Q‐Q plots, Shapiro‐Wilk test and histograms were used to assess normality of data (values outside of 2 standard deviations of the mean were removed as outliers prior to statistical analysis). For two groups, either a Student's t‐test or Mann‐Whitney U test was performed. For more than two groups, a one‐way analysis of variance (ANOVA) was performed with homogeneity of variance analyzed using Levene's statistical test and post‐hoc tests selected with the Dunnett 2‐sided post‐hoc test performed where equal variances were present or Dunnett T3 in the case of unequal variances.
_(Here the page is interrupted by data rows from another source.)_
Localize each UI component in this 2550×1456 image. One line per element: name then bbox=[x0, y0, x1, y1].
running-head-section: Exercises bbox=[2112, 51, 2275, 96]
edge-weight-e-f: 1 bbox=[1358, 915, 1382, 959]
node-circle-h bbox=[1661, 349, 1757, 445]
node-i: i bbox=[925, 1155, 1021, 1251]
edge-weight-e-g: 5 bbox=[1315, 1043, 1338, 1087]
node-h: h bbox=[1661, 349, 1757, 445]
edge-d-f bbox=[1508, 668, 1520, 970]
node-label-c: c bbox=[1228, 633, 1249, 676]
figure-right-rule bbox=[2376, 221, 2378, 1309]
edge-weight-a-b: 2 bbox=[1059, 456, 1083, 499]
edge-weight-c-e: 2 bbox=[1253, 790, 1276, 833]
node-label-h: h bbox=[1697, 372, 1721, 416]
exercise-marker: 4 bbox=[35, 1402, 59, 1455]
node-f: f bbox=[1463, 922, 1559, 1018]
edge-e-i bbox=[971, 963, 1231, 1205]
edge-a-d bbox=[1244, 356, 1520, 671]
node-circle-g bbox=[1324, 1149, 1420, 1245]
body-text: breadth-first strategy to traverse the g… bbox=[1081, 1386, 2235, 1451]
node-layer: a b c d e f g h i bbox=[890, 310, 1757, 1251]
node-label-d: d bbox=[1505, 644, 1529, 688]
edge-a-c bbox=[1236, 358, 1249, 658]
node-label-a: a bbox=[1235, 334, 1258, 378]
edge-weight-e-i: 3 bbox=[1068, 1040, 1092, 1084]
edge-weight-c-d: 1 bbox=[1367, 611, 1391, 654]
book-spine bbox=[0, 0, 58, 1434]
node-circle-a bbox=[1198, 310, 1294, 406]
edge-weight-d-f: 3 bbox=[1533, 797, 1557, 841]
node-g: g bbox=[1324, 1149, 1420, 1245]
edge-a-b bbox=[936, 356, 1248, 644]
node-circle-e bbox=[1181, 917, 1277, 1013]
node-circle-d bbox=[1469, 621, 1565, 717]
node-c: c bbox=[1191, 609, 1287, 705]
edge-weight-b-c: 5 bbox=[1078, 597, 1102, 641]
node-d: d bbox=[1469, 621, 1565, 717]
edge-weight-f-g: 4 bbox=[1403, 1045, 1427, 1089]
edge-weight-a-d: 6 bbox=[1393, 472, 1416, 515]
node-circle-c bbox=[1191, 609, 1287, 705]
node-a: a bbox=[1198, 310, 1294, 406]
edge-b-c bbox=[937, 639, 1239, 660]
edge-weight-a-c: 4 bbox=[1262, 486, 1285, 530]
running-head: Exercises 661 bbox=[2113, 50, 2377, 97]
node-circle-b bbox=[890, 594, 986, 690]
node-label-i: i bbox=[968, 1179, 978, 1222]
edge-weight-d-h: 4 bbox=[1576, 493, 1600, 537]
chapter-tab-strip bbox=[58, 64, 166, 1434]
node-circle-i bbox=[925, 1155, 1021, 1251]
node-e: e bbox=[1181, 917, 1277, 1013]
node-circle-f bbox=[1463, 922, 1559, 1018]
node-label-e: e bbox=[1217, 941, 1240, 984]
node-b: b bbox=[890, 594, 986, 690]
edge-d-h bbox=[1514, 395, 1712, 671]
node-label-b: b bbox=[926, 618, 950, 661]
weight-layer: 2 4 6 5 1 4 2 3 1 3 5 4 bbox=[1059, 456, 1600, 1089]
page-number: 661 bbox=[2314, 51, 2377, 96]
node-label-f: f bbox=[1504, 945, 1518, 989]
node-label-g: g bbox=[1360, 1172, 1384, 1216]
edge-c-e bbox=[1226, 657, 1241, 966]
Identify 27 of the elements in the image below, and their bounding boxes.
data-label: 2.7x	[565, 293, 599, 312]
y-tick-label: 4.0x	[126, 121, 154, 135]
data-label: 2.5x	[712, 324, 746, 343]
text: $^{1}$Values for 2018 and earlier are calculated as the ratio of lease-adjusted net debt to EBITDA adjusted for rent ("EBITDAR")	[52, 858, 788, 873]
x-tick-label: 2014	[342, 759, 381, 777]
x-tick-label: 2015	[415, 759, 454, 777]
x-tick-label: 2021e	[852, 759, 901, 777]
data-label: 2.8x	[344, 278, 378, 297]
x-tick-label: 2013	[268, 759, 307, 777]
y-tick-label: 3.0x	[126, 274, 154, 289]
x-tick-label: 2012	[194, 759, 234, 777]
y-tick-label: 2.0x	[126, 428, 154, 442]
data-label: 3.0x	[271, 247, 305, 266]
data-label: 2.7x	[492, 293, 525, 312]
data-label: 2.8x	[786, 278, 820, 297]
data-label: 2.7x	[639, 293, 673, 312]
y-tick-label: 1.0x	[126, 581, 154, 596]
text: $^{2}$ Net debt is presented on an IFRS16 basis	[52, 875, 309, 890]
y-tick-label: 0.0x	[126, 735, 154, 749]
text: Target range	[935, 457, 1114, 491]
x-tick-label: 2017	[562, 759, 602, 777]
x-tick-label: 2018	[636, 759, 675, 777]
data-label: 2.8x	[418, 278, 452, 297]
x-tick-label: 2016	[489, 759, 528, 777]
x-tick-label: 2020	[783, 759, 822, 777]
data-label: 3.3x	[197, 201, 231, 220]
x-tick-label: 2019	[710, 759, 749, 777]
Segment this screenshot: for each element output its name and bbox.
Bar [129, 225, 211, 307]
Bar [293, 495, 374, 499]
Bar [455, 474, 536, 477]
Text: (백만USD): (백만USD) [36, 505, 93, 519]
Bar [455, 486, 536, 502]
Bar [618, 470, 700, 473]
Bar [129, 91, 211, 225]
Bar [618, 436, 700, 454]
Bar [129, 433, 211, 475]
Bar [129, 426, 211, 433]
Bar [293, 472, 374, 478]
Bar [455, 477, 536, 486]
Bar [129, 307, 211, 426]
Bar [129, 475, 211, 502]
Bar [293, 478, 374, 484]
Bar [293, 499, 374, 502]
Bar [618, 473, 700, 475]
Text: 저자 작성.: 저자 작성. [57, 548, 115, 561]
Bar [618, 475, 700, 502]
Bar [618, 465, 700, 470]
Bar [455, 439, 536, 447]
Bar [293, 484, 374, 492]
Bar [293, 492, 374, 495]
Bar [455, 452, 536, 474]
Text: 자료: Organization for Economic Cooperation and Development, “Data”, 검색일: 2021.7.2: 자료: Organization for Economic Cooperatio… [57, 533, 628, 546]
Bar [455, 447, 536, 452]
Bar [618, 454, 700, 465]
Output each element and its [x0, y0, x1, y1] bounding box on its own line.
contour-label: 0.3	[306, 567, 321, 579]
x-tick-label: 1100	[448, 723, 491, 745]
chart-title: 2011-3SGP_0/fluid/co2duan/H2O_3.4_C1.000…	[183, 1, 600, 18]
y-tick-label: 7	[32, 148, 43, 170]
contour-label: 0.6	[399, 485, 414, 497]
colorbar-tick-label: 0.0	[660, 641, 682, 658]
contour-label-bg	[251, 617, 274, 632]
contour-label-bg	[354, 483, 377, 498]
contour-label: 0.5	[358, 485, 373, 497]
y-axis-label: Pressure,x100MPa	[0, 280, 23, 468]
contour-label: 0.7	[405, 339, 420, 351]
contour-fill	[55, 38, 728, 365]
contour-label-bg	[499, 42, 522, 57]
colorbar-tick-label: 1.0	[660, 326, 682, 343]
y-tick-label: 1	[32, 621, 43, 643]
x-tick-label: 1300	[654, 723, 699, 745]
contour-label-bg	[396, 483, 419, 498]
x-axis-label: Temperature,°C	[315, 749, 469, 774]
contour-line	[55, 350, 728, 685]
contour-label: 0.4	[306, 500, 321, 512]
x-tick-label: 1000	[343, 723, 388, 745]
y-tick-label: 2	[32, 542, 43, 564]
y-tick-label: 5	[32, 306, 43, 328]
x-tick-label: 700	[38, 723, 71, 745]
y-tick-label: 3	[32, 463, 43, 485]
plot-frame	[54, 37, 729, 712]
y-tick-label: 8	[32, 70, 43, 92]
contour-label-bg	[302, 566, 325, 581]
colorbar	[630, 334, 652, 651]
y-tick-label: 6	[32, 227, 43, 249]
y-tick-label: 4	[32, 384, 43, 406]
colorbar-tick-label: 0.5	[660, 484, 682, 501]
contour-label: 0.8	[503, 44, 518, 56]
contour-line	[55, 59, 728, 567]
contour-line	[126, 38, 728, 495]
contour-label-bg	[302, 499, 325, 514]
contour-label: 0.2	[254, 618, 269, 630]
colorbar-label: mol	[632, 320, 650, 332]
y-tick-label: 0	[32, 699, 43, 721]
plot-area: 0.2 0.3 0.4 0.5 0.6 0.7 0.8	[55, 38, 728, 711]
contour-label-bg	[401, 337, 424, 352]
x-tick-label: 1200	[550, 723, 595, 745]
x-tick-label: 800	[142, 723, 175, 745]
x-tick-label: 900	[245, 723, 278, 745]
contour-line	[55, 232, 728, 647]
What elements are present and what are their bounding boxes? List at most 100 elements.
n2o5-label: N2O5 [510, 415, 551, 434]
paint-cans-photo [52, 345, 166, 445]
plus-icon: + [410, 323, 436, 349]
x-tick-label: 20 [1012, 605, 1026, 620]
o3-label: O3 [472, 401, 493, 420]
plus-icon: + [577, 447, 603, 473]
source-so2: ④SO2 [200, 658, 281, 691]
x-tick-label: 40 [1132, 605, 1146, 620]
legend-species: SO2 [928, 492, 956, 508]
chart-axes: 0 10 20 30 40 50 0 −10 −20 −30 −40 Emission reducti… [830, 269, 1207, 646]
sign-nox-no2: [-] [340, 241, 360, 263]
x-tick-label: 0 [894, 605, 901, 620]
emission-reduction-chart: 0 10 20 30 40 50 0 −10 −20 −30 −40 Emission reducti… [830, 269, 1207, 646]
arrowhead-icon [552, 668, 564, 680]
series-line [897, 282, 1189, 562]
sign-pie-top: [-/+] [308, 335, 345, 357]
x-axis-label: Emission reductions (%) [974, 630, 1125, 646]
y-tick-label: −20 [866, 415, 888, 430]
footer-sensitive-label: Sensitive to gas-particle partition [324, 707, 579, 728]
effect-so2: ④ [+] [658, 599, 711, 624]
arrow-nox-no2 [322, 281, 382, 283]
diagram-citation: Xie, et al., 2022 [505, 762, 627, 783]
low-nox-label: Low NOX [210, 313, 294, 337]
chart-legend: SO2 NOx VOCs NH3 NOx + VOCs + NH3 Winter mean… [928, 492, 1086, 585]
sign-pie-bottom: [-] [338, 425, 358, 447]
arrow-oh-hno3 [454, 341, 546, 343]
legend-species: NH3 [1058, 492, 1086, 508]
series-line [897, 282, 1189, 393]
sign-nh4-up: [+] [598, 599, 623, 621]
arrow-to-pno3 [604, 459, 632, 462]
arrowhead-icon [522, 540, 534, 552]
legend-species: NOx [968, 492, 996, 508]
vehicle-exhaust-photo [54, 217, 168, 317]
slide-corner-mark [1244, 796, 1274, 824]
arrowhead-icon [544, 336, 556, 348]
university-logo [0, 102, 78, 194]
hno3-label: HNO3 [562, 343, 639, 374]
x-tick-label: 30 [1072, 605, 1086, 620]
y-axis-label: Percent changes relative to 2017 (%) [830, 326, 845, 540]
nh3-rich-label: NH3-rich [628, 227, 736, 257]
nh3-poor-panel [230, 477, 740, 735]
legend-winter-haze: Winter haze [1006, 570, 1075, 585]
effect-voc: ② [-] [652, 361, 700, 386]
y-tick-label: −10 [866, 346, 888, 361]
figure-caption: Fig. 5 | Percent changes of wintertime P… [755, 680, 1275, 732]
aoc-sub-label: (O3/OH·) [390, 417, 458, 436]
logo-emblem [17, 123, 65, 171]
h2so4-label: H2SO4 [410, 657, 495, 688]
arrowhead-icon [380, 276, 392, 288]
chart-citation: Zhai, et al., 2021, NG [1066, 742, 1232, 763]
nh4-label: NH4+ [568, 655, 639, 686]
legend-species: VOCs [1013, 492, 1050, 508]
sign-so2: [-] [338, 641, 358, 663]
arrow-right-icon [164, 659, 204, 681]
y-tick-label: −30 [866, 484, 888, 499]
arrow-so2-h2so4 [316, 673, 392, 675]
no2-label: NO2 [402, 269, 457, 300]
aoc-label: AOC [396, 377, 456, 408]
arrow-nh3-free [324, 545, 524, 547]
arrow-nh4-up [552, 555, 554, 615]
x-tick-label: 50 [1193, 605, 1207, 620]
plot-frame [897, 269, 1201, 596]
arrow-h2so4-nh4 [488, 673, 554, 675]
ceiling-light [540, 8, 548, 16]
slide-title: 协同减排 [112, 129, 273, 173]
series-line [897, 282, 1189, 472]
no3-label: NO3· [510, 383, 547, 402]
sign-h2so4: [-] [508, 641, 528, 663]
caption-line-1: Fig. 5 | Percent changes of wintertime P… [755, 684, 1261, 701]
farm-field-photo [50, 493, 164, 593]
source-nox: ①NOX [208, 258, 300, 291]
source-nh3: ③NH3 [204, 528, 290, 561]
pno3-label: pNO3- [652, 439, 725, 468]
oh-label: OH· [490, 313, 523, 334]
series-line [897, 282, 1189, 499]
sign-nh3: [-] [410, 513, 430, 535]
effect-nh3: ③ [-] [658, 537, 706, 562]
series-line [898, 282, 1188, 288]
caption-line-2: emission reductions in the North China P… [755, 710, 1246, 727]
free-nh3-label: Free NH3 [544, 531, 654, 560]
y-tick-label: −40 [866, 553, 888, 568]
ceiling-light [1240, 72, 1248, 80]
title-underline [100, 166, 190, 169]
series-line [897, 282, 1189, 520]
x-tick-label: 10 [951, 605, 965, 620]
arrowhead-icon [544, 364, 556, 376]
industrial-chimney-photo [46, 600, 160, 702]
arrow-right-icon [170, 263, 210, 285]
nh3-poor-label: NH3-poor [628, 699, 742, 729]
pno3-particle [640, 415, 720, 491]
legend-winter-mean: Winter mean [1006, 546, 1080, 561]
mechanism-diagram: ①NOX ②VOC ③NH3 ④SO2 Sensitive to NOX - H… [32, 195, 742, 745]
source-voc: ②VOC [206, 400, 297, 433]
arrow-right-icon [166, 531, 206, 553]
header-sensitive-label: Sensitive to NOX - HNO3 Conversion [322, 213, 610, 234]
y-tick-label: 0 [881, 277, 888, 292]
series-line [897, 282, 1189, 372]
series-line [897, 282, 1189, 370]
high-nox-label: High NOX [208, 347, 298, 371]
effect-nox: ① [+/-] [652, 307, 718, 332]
Analysis was performed using IBM SPSS Statistics 23 software unless otherwise stated (significance defined as p ≤ 0.05).

Conflict of Interest

This study was supported in part by Cultech Ltd, Port Talbot, UK. D.R.M. and S.F.P. are employees of Cultech Ltd. V.L.M. Ph.D. was funded by a Knowledge Economy Skills Scholarship with Cultech Ltd.

Author Contributions

V.L.M., Y.H.C., J.O.W., N.P.R., S.F.P., T.R.H., D.R.M., and D.P.R. were responsible for the design of the experiments. Experiments were performed by V.L.M., R.A., and A.A., and data analysis was carried out by V.L.M., Y.H.C., R.A., and A.A. V.L.M., Y.H.C., R.A., and A.A. prepared the figures and V.L.M. and D.P.R. wrote the manuscript. All the authors contributed to the review of the manuscript.

Supporting information

Supporting Information

O'Morain V. L., Chan Y.‐H., Williams J. O., Alotibi R., Alahmadi A., Rodrigues N. P., Plummer S. F., Hughes T. R., Michael D. R., Ramji D. P., The Lab4P Consortium of Probiotics Attenuates Atherosclerosis in LDL Receptor Deficient Mice Fed a High Fat Diet and Causes Plaque Stabilization by Inhibiting Inflammation and Several Pro‐Atherogenic Processes. Mol. Nutr. Food Res. 2021, 65, 2100214. 10.1002/mnfr.202100214

Data Availability Statement

The data that support the findings of this study are available from the corresponding author upon reasonable request.